The village lies to the east of the highly mineralised Murchison mountain range. Gold was discovered in these mountains in 1870 and this sparked a gold rush to nearby Leydsdorp. Mining activity shifted to Gravelotte where deposits of antimony were found. The area has the highest antimony production in the world.
Early prospectors provided the first recorded Jewish religious activity in the northern Transvaal. Maurice Freeman, Joseph Jacobs and Louis Goltman from England, and Isidor Rosenthal from Germany, were among those prospecting at Fountain Gorge in the Murchison Range in the mid-1880s. The London Jewish Chronicle in 1889 carried a description of their endeavour to commemorate Yom Kippur in that isolated area, the first record of any Jewish religious activity in the northern Transvaal. Due to the very small number of Jews in Gravelotte, there was no organised Jewish life. The Jews of this district were affiliated to the Pietersburg Hebrew Congregation and often joined other country families in nearby towns for family days; which were organised by the SA Jewish Board of Deputies (SAJBOD) to celebrate chagim.

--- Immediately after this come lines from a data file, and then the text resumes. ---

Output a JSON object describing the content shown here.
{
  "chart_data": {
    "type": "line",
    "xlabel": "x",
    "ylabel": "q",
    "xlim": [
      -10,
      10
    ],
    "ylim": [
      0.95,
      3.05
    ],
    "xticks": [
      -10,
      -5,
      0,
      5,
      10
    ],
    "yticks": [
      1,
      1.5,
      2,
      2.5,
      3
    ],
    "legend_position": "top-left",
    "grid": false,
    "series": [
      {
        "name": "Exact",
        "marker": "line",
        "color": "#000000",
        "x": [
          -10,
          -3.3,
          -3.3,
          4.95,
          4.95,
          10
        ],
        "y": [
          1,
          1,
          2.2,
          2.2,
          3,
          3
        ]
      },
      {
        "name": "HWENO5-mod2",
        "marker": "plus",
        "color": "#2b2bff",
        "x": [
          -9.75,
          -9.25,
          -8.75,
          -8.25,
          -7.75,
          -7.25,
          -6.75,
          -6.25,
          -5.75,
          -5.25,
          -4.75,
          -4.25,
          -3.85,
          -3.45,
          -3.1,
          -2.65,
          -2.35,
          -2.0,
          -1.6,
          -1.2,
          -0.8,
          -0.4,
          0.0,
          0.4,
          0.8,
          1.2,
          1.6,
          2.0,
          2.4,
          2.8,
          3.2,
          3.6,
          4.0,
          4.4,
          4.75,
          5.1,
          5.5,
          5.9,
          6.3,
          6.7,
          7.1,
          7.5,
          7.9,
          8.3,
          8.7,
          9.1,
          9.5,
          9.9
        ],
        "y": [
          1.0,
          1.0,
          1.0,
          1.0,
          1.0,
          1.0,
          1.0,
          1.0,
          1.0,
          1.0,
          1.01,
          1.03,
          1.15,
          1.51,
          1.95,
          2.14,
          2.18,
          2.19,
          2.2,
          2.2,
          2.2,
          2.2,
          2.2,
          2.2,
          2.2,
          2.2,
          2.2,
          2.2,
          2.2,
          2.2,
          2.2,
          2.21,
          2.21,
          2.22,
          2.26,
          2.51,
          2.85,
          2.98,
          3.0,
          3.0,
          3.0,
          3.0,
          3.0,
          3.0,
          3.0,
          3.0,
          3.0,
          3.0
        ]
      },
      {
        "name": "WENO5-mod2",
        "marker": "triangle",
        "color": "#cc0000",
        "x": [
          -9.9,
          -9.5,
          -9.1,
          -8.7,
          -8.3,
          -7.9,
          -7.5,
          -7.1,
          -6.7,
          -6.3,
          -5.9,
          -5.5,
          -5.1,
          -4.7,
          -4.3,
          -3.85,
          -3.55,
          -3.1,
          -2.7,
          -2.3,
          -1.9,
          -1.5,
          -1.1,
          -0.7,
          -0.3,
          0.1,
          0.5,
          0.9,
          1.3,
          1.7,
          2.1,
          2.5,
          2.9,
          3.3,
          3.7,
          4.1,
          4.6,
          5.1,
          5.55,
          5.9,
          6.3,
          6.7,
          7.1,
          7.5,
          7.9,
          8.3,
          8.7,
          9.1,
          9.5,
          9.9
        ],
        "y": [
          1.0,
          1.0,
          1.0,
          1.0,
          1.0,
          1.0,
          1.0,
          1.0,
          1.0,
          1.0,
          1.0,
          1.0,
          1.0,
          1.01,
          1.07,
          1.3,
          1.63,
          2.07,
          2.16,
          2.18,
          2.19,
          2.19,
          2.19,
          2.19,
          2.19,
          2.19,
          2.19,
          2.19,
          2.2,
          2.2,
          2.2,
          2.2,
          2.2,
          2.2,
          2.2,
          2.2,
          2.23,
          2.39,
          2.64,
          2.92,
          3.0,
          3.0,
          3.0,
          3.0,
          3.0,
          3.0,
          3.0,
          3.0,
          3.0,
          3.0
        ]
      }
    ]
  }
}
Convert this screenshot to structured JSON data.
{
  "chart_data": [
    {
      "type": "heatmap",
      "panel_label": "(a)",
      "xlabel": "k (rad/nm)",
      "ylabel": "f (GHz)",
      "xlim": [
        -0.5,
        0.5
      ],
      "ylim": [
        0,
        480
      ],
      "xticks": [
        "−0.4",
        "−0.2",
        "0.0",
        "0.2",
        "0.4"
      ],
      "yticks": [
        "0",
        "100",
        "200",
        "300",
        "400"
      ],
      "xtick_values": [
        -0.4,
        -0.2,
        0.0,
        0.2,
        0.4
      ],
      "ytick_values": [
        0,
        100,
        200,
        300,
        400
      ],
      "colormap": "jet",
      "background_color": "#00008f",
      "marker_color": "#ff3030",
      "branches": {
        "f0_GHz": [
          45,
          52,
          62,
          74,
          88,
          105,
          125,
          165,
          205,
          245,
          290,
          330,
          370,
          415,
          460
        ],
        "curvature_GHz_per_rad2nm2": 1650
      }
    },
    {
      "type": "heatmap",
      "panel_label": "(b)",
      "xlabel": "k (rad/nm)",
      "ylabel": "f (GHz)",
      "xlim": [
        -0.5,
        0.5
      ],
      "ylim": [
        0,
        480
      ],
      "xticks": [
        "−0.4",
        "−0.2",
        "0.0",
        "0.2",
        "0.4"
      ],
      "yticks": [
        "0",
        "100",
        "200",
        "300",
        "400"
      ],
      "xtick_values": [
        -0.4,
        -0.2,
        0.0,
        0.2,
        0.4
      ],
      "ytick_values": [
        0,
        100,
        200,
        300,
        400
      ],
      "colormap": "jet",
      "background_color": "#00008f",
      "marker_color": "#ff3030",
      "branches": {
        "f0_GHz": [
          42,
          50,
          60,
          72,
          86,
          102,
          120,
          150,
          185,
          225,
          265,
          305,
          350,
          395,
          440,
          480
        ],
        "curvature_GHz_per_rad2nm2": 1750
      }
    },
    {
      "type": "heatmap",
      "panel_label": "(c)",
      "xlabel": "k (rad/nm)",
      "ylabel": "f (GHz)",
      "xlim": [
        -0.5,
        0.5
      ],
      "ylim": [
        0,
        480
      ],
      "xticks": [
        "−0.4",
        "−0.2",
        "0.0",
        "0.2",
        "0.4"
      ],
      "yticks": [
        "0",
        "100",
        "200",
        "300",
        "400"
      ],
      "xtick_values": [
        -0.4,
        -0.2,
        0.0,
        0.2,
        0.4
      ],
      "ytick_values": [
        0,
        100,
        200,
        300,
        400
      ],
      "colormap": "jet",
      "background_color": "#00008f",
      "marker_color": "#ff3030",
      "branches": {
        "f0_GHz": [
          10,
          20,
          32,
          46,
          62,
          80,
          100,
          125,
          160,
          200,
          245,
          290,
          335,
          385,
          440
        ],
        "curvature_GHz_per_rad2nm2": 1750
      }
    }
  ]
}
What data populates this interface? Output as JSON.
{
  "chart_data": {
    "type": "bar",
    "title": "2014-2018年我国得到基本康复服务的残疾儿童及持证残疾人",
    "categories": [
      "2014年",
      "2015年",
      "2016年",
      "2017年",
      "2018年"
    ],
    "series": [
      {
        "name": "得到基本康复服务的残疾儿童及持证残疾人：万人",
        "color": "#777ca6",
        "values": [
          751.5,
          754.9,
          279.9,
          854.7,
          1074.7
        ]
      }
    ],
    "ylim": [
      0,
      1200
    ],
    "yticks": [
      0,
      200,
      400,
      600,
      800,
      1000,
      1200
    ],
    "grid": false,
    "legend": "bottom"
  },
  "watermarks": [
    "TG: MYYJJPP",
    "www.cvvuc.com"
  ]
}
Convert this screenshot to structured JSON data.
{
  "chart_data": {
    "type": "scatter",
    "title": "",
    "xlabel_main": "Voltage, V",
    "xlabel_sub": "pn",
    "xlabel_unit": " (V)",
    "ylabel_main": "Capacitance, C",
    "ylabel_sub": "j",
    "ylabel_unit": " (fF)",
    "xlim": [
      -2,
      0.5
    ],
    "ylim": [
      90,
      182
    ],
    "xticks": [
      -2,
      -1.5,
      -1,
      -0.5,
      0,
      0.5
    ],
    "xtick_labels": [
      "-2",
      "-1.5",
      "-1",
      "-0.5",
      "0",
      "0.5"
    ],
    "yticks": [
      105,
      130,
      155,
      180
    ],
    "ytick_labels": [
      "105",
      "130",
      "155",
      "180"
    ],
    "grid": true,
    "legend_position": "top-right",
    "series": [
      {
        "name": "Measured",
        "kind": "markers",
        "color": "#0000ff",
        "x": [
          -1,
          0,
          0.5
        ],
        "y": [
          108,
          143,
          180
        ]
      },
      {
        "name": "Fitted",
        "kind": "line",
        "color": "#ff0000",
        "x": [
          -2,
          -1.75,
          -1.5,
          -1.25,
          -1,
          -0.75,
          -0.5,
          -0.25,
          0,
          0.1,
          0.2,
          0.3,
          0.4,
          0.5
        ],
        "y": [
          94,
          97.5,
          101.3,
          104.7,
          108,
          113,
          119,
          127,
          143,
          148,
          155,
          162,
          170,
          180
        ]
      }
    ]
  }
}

The handful of Jews who lived in Gravelotte was engaged mainly as general dealers and hoteliers. Jewish ties in the economy of Gravelotte are also found in the activities of three Witwatersrand-based mining magnates, Messrs AS Hersov, S Menell and N Erleigh. Through their acquisition of the Harmony Proprietary Company in 1923, the foundation was laid for the establishment of the Consolidated Murchison (Transvaal) Goldfields and Development Company. Their quest for gold proved unsuccessful but by the 1970s the mining operation had become the world’s largest producer of antimony.
No official statistics are available for the number of Jews living in Gravelotte for the years chosen for this study. However, in 1964, 7 Jews were recorded by the SAJBoD. In 1973 Mr Shmukler was the only Jew in Gravelotte and by 1980 there were no Jews in the village.